Kicking her heels, Ia played out the line, swinging until the magnetic soles in her feet clipped the panel and stuck, allowing her to pull herself in close. Drawing the welding gun, she
zapped the edge of the plate in six spots, then reached out once more with her mind. None of this would have been possible without her electrokinetic gifts; if the other pod had made it to the ship, one of her crew would have been stuck on board alongside her at the very least, and that meant at least one mechsuit would have fallen into enemy hands. But with her gifts, she was able to close her eyes, concentrate, and program the mechsuit—arm unit safely tucked inside—into releasing its electromagnetics.

Guiding the suit backwards, she made it leap out of the hole. There wasn’t even a thump, since the warp panels instantly pushed the suit away from the ship, shredding it to dust. There was, however, a bright flash that seeped through the unsealed edges, letting her and the three crewmembers down below know that they had crossed the lightspeed barrier. Rappelling down, Ia kicked off one of the crates, landed in the aisle, and turned to find two more pirates had joined the first three. Pirates who were armed.

Turning the welder gun sideways, showing that it was just a welder and not a laser pistol, she slipped her hand free of the grappling gun and down to her waist. One of the armed smugglers motioned with his weapon, clearly wanting her to drop the welder and put her hands up. The welder dropped to the decking in a clatter that was felt rather than heard, given the lack of air in the hold, but when she lifted her pressure-suited arms above her head, the grenade was visibly gripped in her other hand.

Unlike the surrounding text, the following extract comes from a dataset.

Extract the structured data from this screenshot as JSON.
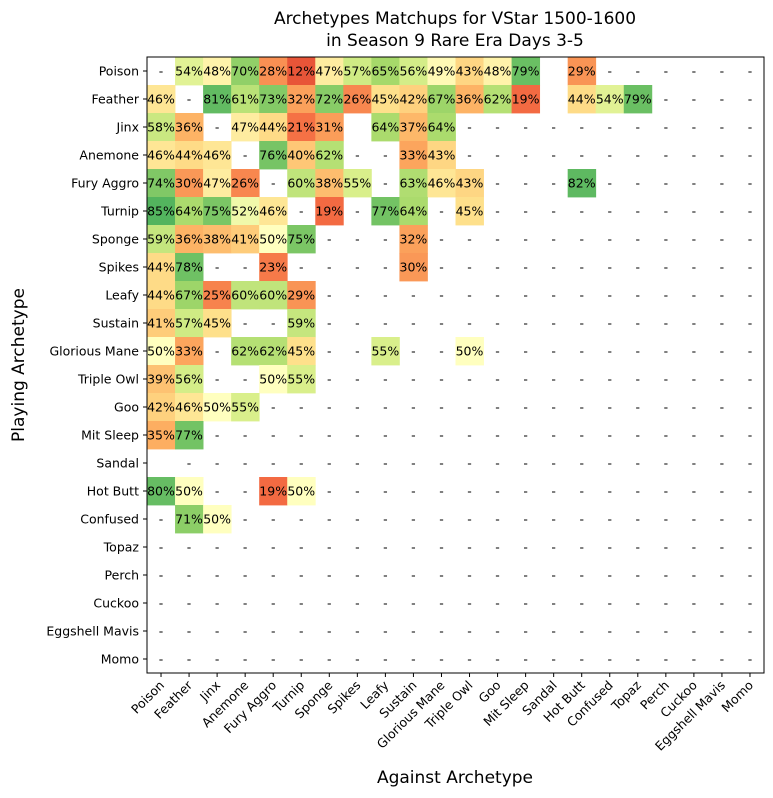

They froze. Ia wriggled the gloved fingers of her empty hand, then lowered both arms. She had the advantage now, and they knew it; if they fired on her, the grooved grenade could go off, catching
all
of them—clad only in p-suits, which were tough, but not that tough—and shredding their meager protection against the airless state of the cargo hold, killing them slowly if the blast didn’t kill them outright.

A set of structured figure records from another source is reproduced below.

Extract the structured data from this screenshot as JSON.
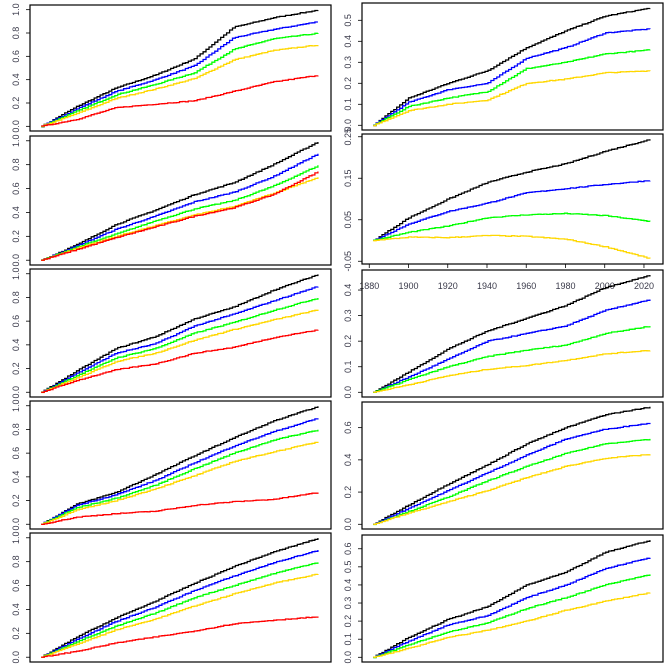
{
  "chart_data": {
    "type": "line",
    "layout": "5 rows x 2 columns of panels",
    "series_colors": {
      "black": "#000000",
      "blue": "#0000ff",
      "green": "#00ff00",
      "yellow": "#ffd700",
      "red": "#ff0000"
    },
    "x": [
      1882,
      1900,
      1920,
      1940,
      1960,
      1980,
      2000,
      2024
    ],
    "xlim": [
      1876.3,
      2029.7
    ],
    "x_tick_labels": [
      "1880",
      "1900",
      "1920",
      "1940",
      "1960",
      "1980",
      "2000",
      "2020"
    ],
    "x_ticks": [
      1880,
      1900,
      1920,
      1940,
      1960,
      1980,
      2000,
      2020
    ],
    "panels": [
      {
        "id": "L1",
        "y_ticks": [
          0,
          0.2,
          0.4,
          0.6,
          0.8,
          1.0
        ],
        "y_tick_labels": [
          "0.0",
          "0.2",
          "0.4",
          "0.6",
          "0.8",
          "1.0"
        ],
        "series": [
          {
            "name": "black",
            "values": [
              0,
              0.17,
              0.33,
              0.44,
              0.58,
              0.85,
              0.93,
              1.0
            ]
          },
          {
            "name": "blue",
            "values": [
              0,
              0.15,
              0.3,
              0.4,
              0.52,
              0.76,
              0.83,
              0.9
            ]
          },
          {
            "name": "green",
            "values": [
              0,
              0.13,
              0.27,
              0.36,
              0.46,
              0.66,
              0.75,
              0.8
            ]
          },
          {
            "name": "yellow",
            "values": [
              0,
              0.11,
              0.24,
              0.32,
              0.41,
              0.57,
              0.65,
              0.7
            ]
          },
          {
            "name": "red",
            "values": [
              0,
              0.06,
              0.16,
              0.19,
              0.22,
              0.3,
              0.38,
              0.44
            ]
          }
        ]
      },
      {
        "id": "R1",
        "y_ticks": [
          0,
          0.1,
          0.2,
          0.3,
          0.4,
          0.5
        ],
        "y_tick_labels": [
          "0.0",
          "0.1",
          "0.2",
          "0.3",
          "0.4",
          "0.5"
        ],
        "series": [
          {
            "name": "black",
            "values": [
              0,
              0.13,
              0.2,
              0.26,
              0.37,
              0.45,
              0.52,
              0.56
            ]
          },
          {
            "name": "blue",
            "values": [
              0,
              0.11,
              0.17,
              0.2,
              0.32,
              0.37,
              0.44,
              0.46
            ]
          },
          {
            "name": "green",
            "values": [
              0,
              0.09,
              0.13,
              0.16,
              0.27,
              0.3,
              0.34,
              0.36
            ]
          },
          {
            "name": "yellow",
            "values": [
              0,
              0.07,
              0.1,
              0.12,
              0.2,
              0.22,
              0.25,
              0.26
            ]
          }
        ]
      },
      {
        "id": "L2",
        "y_ticks": [
          0,
          0.2,
          0.4,
          0.6,
          0.8,
          1.0
        ],
        "y_tick_labels": [
          "0.0",
          "0.2",
          "0.4",
          "0.6",
          "0.8",
          "1.0"
        ],
        "series": [
          {
            "name": "black",
            "values": [
              0,
              0.13,
              0.3,
              0.42,
              0.55,
              0.65,
              0.8,
              1.0
            ]
          },
          {
            "name": "blue",
            "values": [
              0,
              0.12,
              0.26,
              0.37,
              0.49,
              0.57,
              0.7,
              0.9
            ]
          },
          {
            "name": "green",
            "values": [
              0,
              0.11,
              0.22,
              0.33,
              0.43,
              0.5,
              0.62,
              0.8
            ]
          },
          {
            "name": "yellow",
            "values": [
              0,
              0.1,
              0.2,
              0.29,
              0.38,
              0.45,
              0.56,
              0.7
            ]
          },
          {
            "name": "red",
            "values": [
              0,
              0.09,
              0.19,
              0.28,
              0.37,
              0.44,
              0.55,
              0.75
            ]
          }
        ]
      },
      {
        "id": "R2",
        "y_ticks": [
          -0.05,
          0.05,
          0.15,
          0.25
        ],
        "y_tick_labels": [
          "-0.05",
          "0.05",
          "0.15",
          "0.25"
        ],
        "show_x_axis": true,
        "series": [
          {
            "name": "black",
            "values": [
              0,
              0.055,
              0.1,
              0.14,
              0.165,
              0.185,
              0.215,
              0.245
            ]
          },
          {
            "name": "blue",
            "values": [
              0,
              0.04,
              0.07,
              0.09,
              0.115,
              0.125,
              0.135,
              0.145
            ]
          },
          {
            "name": "green",
            "values": [
              0,
              0.02,
              0.035,
              0.055,
              0.062,
              0.065,
              0.06,
              0.045
            ]
          },
          {
            "name": "yellow",
            "values": [
              0,
              0.008,
              0.007,
              0.012,
              0.01,
              0.003,
              -0.015,
              -0.045
            ]
          }
        ]
      },
      {
        "id": "L3",
        "y_ticks": [
          0,
          0.2,
          0.4,
          0.6,
          0.8,
          1.0
        ],
        "y_tick_labels": [
          "0.0",
          "0.2",
          "0.4",
          "0.6",
          "0.8",
          "1.0"
        ],
        "series": [
          {
            "name": "black",
            "values": [
              0,
              0.18,
              0.37,
              0.47,
              0.62,
              0.72,
              0.86,
              1.0
            ]
          },
          {
            "name": "blue",
            "values": [
              0,
              0.16,
              0.33,
              0.41,
              0.56,
              0.66,
              0.77,
              0.9
            ]
          },
          {
            "name": "green",
            "values": [
              0,
              0.14,
              0.29,
              0.37,
              0.5,
              0.59,
              0.69,
              0.8
            ]
          },
          {
            "name": "yellow",
            "values": [
              0,
              0.12,
              0.26,
              0.33,
              0.44,
              0.53,
              0.61,
              0.7
            ]
          },
          {
            "name": "red",
            "values": [
              0,
              0.1,
              0.19,
              0.24,
              0.33,
              0.38,
              0.46,
              0.53
            ]
          }
        ]
      },
      {
        "id": "R3",
        "y_ticks": [
          0,
          0.1,
          0.2,
          0.3,
          0.4
        ],
        "y_tick_labels": [
          "0.0",
          "0.1",
          "0.2",
          "0.3",
          "0.4"
        ],
        "series": [
          {
            "name": "black",
            "values": [
              0,
              0.08,
              0.17,
              0.24,
              0.29,
              0.34,
              0.41,
              0.46
            ]
          },
          {
            "name": "blue",
            "values": [
              0,
              0.06,
              0.13,
              0.2,
              0.23,
              0.26,
              0.32,
              0.365
            ]
          },
          {
            "name": "green",
            "values": [
              0,
              0.05,
              0.1,
              0.14,
              0.165,
              0.185,
              0.23,
              0.26
            ]
          },
          {
            "name": "yellow",
            "values": [
              0,
              0.03,
              0.065,
              0.09,
              0.105,
              0.125,
              0.15,
              0.165
            ]
          }
        ]
      },
      {
        "id": "L4",
        "y_ticks": [
          0,
          0.2,
          0.4,
          0.6,
          0.8,
          1.0
        ],
        "y_tick_labels": [
          "0.0",
          "0.2",
          "0.4",
          "0.6",
          "0.8",
          "1.0"
        ],
        "series": [
          {
            "name": "black",
            "values": [
              0,
              0.17,
              0.27,
              0.42,
              0.58,
              0.73,
              0.87,
              1.0
            ]
          },
          {
            "name": "blue",
            "values": [
              0,
              0.16,
              0.25,
              0.37,
              0.52,
              0.66,
              0.78,
              0.9
            ]
          },
          {
            "name": "green",
            "values": [
              0,
              0.14,
              0.22,
              0.33,
              0.47,
              0.6,
              0.71,
              0.8
            ]
          },
          {
            "name": "yellow",
            "values": [
              0,
              0.12,
              0.2,
              0.3,
              0.41,
              0.53,
              0.61,
              0.7
            ]
          },
          {
            "name": "red",
            "values": [
              0,
              0.06,
              0.09,
              0.11,
              0.16,
              0.19,
              0.21,
              0.27
            ]
          }
        ]
      },
      {
        "id": "R4",
        "y_ticks": [
          0,
          0.2,
          0.4,
          0.6
        ],
        "y_tick_labels": [
          "0.0",
          "0.2",
          "0.4",
          "0.6"
        ],
        "series": [
          {
            "name": "black",
            "values": [
              0,
              0.12,
              0.25,
              0.37,
              0.5,
              0.6,
              0.68,
              0.73
            ]
          },
          {
            "name": "blue",
            "values": [
              0,
              0.1,
              0.21,
              0.32,
              0.43,
              0.53,
              0.59,
              0.63
            ]
          },
          {
            "name": "green",
            "values": [
              0,
              0.08,
              0.17,
              0.27,
              0.36,
              0.44,
              0.5,
              0.53
            ]
          },
          {
            "name": "yellow",
            "values": [
              0,
              0.07,
              0.14,
              0.21,
              0.29,
              0.36,
              0.41,
              0.435
            ]
          }
        ]
      },
      {
        "id": "L5",
        "y_ticks": [
          0,
          0.2,
          0.4,
          0.6,
          0.8,
          1.0
        ],
        "y_tick_labels": [
          "0.0",
          "0.2",
          "0.4",
          "0.6",
          "0.8",
          "1.0"
        ],
        "series": [
          {
            "name": "black",
            "values": [
              0,
              0.17,
              0.33,
              0.47,
              0.62,
              0.76,
              0.88,
              1.0
            ]
          },
          {
            "name": "blue",
            "values": [
              0,
              0.15,
              0.3,
              0.42,
              0.56,
              0.68,
              0.79,
              0.9
            ]
          },
          {
            "name": "green",
            "values": [
              0,
              0.13,
              0.26,
              0.37,
              0.5,
              0.6,
              0.7,
              0.8
            ]
          },
          {
            "name": "yellow",
            "values": [
              0,
              0.11,
              0.23,
              0.32,
              0.43,
              0.53,
              0.62,
              0.7
            ]
          },
          {
            "name": "red",
            "values": [
              0,
              0.05,
              0.12,
              0.17,
              0.22,
              0.28,
              0.31,
              0.34
            ]
          }
        ]
      },
      {
        "id": "R5",
        "y_ticks": [
          0,
          0.1,
          0.2,
          0.3,
          0.4,
          0.5,
          0.6
        ],
        "y_tick_labels": [
          "0.0",
          "0.1",
          "0.2",
          "0.3",
          "0.4",
          "0.5",
          "0.6"
        ],
        "series": [
          {
            "name": "black",
            "values": [
              0,
              0.11,
              0.21,
              0.28,
              0.4,
              0.47,
              0.58,
              0.65
            ]
          },
          {
            "name": "blue",
            "values": [
              0,
              0.09,
              0.18,
              0.23,
              0.33,
              0.4,
              0.49,
              0.555
            ]
          },
          {
            "name": "green",
            "values": [
              0,
              0.07,
              0.14,
              0.19,
              0.27,
              0.33,
              0.4,
              0.46
            ]
          },
          {
            "name": "yellow",
            "values": [
              0,
              0.05,
              0.11,
              0.15,
              0.2,
              0.26,
              0.31,
              0.36
            ]
          }
        ]
      }
    ]
  }
}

Once she was sure they wouldn’t move, Ia stooped and picked up the welding gun again. Stepping forward, she offered it handle-first to the Tlassian. He hesitated a moment, then took it from her and edged toward the patch on their hold, focusing on it as the greater priority right now. Gesturing for the others to go ahead of her, Ia slowly herded the remaining four back
up the aisle toward the inner airlock separating the hold from the rest of the ship. She even made sure they cycled through first, flicking her p-suit-gloved fingers in pointed instruction.